Now sober I am not enough to say (only my wife knows and AA community) that I do not want to drink because I have problems with alcohol because I am alcoholic. I say “I am taking medicines”, “I have work to do and I can’t drink”. And other lies are consequences of avoiding social events where I must not go in order to stay sober: “I can’t this date”, “we will see us next month”, etc.
Kind regards!
Very interesting topic! I’m still in early days and, since I live away from my extended family, expect all gatherings will require an explanation. The first was with my sister, about two weeks ago. I said that I’m training for a competition and any alcohol affects my performance. Which is true. With friends, I just say “no thanks, not drinking today”, grab a sparling water with lime, and leave it at that. Which is also true.
It’s a good question. I personally haven’t had to say anything because I haven’t been anywhere I needed to. I’m new in my sobriety, and I think time has a lot to do with how you may respond. I feel anything is ok if it helps you from not having anxiety or maybe not feeling the need to explain or justify it at the time. Since it’s our individual recovery, there’s probably no right or wrong answer, only what ever works best for you.
I did act sometimes like nothing has changed, a few years ago, at the beginning. Mainly In big family events (it’s the only place I would have to lie in order to fit in) I would take the glass of champagne then cheers with everybody, walk around and throw the champagne in the garden or just put the glass somewhere on a table corner.
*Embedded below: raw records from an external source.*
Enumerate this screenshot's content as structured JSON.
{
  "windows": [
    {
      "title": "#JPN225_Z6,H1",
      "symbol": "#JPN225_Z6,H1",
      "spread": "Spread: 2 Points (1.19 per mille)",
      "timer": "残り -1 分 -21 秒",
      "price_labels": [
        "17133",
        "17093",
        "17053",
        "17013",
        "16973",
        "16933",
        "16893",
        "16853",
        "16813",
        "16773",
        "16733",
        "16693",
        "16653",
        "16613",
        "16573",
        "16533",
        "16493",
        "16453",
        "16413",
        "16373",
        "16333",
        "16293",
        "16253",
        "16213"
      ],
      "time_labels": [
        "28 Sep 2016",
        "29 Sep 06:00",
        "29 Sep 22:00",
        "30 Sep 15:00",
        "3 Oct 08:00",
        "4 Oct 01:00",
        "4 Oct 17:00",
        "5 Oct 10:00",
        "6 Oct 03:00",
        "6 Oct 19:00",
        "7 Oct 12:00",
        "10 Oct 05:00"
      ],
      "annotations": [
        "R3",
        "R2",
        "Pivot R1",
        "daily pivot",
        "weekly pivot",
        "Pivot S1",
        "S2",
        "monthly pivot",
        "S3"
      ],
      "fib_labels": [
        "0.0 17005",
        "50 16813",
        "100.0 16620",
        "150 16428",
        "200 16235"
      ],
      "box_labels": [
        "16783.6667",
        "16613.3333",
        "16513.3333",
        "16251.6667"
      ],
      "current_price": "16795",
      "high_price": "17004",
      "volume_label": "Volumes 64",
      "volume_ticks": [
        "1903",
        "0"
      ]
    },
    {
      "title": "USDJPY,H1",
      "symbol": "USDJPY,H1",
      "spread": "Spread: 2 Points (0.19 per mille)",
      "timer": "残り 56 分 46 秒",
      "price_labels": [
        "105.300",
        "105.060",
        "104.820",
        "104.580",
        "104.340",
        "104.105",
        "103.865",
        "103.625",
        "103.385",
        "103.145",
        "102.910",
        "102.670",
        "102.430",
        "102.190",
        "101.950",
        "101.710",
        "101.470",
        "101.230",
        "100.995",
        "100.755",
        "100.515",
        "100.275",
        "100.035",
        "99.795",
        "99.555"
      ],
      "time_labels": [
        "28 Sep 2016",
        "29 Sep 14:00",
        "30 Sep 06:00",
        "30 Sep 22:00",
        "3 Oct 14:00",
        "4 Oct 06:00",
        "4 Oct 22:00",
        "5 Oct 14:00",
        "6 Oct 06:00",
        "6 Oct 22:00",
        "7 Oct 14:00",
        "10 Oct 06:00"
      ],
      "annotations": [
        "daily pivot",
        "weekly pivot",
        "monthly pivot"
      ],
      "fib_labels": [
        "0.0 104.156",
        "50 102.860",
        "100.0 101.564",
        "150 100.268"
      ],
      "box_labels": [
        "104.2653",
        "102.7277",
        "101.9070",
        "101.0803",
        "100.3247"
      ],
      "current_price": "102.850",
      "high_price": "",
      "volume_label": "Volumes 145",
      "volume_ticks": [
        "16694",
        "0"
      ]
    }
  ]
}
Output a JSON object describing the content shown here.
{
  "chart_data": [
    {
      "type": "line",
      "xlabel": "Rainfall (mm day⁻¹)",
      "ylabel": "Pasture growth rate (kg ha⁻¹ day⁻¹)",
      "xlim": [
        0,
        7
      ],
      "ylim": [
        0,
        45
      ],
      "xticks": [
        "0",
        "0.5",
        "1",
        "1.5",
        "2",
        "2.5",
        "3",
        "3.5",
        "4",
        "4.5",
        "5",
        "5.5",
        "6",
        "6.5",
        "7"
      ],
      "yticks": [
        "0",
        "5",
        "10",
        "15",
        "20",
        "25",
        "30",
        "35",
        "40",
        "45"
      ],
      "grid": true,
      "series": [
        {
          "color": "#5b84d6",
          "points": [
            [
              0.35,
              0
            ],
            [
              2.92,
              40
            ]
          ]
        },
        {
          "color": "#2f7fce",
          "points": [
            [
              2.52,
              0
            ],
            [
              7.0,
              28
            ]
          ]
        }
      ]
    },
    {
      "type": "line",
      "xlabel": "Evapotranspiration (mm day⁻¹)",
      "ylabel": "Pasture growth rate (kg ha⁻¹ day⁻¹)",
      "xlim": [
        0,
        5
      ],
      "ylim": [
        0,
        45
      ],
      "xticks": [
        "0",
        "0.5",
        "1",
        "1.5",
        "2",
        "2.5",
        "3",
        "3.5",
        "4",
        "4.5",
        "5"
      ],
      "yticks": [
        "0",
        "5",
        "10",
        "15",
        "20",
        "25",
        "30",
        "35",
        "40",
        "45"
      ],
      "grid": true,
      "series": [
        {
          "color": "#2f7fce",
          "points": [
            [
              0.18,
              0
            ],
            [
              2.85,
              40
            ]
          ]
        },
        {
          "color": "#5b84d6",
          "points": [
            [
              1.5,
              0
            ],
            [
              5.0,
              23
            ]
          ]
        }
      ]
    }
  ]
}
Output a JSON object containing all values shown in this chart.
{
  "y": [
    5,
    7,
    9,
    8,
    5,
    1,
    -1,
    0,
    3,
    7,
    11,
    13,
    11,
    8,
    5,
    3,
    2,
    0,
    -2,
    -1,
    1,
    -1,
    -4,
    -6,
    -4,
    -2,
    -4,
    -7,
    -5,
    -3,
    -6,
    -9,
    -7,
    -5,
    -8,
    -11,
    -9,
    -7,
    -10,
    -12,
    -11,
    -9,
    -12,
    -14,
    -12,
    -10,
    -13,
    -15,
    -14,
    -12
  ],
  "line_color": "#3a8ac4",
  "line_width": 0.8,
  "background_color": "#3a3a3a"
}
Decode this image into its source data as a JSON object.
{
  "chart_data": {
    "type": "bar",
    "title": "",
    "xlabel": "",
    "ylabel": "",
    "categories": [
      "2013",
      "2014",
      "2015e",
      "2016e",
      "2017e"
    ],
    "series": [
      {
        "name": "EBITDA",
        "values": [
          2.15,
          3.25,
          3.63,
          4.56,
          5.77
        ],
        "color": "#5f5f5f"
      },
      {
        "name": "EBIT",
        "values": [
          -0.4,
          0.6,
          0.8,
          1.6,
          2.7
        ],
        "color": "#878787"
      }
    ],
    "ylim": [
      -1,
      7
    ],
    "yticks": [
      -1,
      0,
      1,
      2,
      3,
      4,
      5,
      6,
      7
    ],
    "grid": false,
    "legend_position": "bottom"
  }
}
After two drinks nobody notice anything anymore…
Last family event, I wasn’t hiding anything, and nobody asked anything, they even asked how was my hangover the next morning. I was like, man, you’re referring the diet coke and sparkling water hangover ?
THC is my DOC, and my daily consumption was so high they’re all glad I quit. No question ask.
(Edit: it made no sense)
Nowadays I don’t care what ppl think, and I generally answer the famous “and you why do you drink” to the “why”. Easy. Efficient.
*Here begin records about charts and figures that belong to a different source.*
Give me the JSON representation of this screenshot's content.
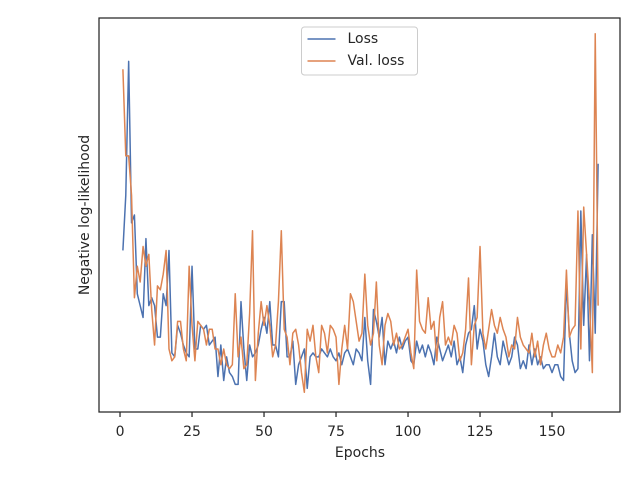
{
  "chart_data": {
    "type": "line",
    "xlabel": "Epochs",
    "ylabel": "Negative log-likelihood",
    "x": [
      1,
      2,
      3,
      4,
      5,
      6,
      7,
      8,
      9,
      10,
      11,
      12,
      13,
      14,
      15,
      16,
      17,
      18,
      19,
      20,
      21,
      22,
      23,
      24,
      25,
      26,
      27,
      28,
      29,
      30,
      31,
      32,
      33,
      34,
      35,
      36,
      37,
      38,
      39,
      40,
      41,
      42,
      43,
      44,
      45,
      46,
      47,
      48,
      49,
      50,
      51,
      52,
      53,
      54,
      55,
      56,
      57,
      58,
      59,
      60,
      61,
      62,
      63,
      64,
      65,
      66,
      67,
      68,
      69,
      70,
      71,
      72,
      73,
      74,
      75,
      76,
      77,
      78,
      79,
      80,
      81,
      82,
      83,
      84,
      85,
      86,
      87,
      88,
      89,
      90,
      91,
      92,
      93,
      94,
      95,
      96,
      97,
      98,
      99,
      100,
      101,
      102,
      103,
      104,
      105,
      106,
      107,
      108,
      109,
      110,
      111,
      112,
      113,
      114,
      115,
      116,
      117,
      118,
      119,
      120,
      121,
      122,
      123,
      124,
      125,
      126,
      127,
      128,
      129,
      130,
      131,
      132,
      133,
      134,
      135,
      136,
      137,
      138,
      139,
      140,
      141,
      142,
      143,
      144,
      145,
      146,
      147,
      148,
      149,
      150,
      151,
      152,
      153,
      154,
      155,
      156,
      157,
      158,
      159,
      160,
      161,
      162,
      163,
      164,
      165,
      166
    ],
    "series": [
      {
        "name": "Loss",
        "color": "#4c72b0",
        "values": [
          41,
          55,
          89,
          48,
          50,
          30,
          27,
          24,
          44,
          27,
          29,
          27,
          19,
          19,
          30,
          27,
          41,
          15,
          14,
          22,
          20,
          17,
          15,
          14,
          37,
          16,
          16,
          22,
          21,
          22,
          17,
          18,
          19,
          9,
          17,
          8,
          14,
          10,
          9,
          7,
          7,
          28,
          16,
          8,
          17,
          14,
          15,
          17,
          21,
          24,
          20,
          28,
          17,
          17,
          14,
          28,
          28,
          14,
          14,
          18,
          7,
          12,
          14,
          16,
          6,
          14,
          15,
          14,
          14,
          16,
          15,
          14,
          16,
          14,
          13,
          15,
          12,
          15,
          16,
          14,
          12,
          16,
          15,
          13,
          24,
          13,
          7,
          26,
          23,
          19,
          24,
          12,
          18,
          16,
          18,
          15,
          19,
          16,
          18,
          19,
          13,
          12,
          18,
          15,
          17,
          14,
          17,
          15,
          12,
          19,
          16,
          13,
          15,
          17,
          14,
          18,
          12,
          14,
          10,
          17,
          20,
          21,
          27,
          16,
          21,
          18,
          12,
          9,
          14,
          20,
          14,
          12,
          18,
          15,
          12,
          14,
          19,
          17,
          11,
          13,
          11,
          17,
          12,
          16,
          12,
          14,
          11,
          12,
          12,
          10,
          12,
          12,
          9,
          8,
          33,
          20,
          13,
          10,
          11,
          51,
          22,
          40,
          13,
          45,
          20,
          63
        ]
      },
      {
        "name": "Val. loss",
        "color": "#dd8452",
        "values": [
          87,
          65,
          65,
          55,
          29,
          37,
          33,
          42,
          37,
          40,
          26,
          17,
          32,
          31,
          35,
          41,
          16,
          13,
          14,
          23,
          23,
          16,
          13,
          37,
          22,
          13,
          23,
          22,
          21,
          17,
          21,
          21,
          16,
          16,
          12,
          16,
          12,
          11,
          12,
          30,
          14,
          19,
          11,
          12,
          25,
          46,
          8,
          20,
          28,
          22,
          27,
          22,
          14,
          17,
          28,
          46,
          21,
          19,
          12,
          20,
          21,
          17,
          10,
          5,
          21,
          18,
          22,
          14,
          10,
          22,
          20,
          15,
          22,
          21,
          19,
          7,
          16,
          22,
          16,
          30,
          28,
          23,
          18,
          20,
          35,
          22,
          17,
          20,
          33,
          17,
          12,
          22,
          25,
          23,
          17,
          20,
          16,
          17,
          19,
          21,
          15,
          11,
          36,
          23,
          21,
          20,
          29,
          21,
          23,
          13,
          24,
          28,
          17,
          19,
          17,
          22,
          20,
          13,
          15,
          21,
          34,
          12,
          22,
          24,
          42,
          20,
          16,
          21,
          26,
          22,
          20,
          24,
          21,
          19,
          14,
          17,
          16,
          24,
          19,
          17,
          16,
          15,
          20,
          14,
          18,
          12,
          17,
          20,
          16,
          14,
          14,
          17,
          15,
          19,
          36,
          19,
          21,
          22,
          51,
          16,
          52,
          40,
          28,
          10,
          96,
          27
        ]
      }
    ],
    "xlim": [
      -7.3,
      173.6
    ],
    "ylim": [
      0,
      100
    ],
    "xticks": [
      0,
      25,
      50,
      75,
      100,
      125,
      150
    ],
    "legend": "upper center"
  }
}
Anyway if you need to lie, The “I need a break” or “I can’t I drive” are efficient.
In my early sobriety I used “dry january” as an excuse. I told people, I had a bet running with someone, whether I could make it through the month. In February I started telling people who cared enough, I couldn’t drink because of medication reasons. When I felt stable enough and sobriety started to stick, I changed to the truth. I just say, alcohol and I don’t go well together. People will think their part and whoever cares enough to ask about it, will get a longer explanation. Most people don’t ask, I found.
Telling myself I can only have a couple of beers
If you lie how canyou recover…? I made my truth beome a reality for 4.5 years thus far
“I will not die a fentanyl statistic.”
Im even thinking of getting a tattoo an M in a warning label to stay away from meth as a reminder
I use health reasons. I don’t want to be too honest as people are such gossips and don’t want to upset my children.
Edit to add that I agree with @Pat_m that often people don’t notice after the first drink. There are enough women who manage to pass for drinking in early pregnancy that know that.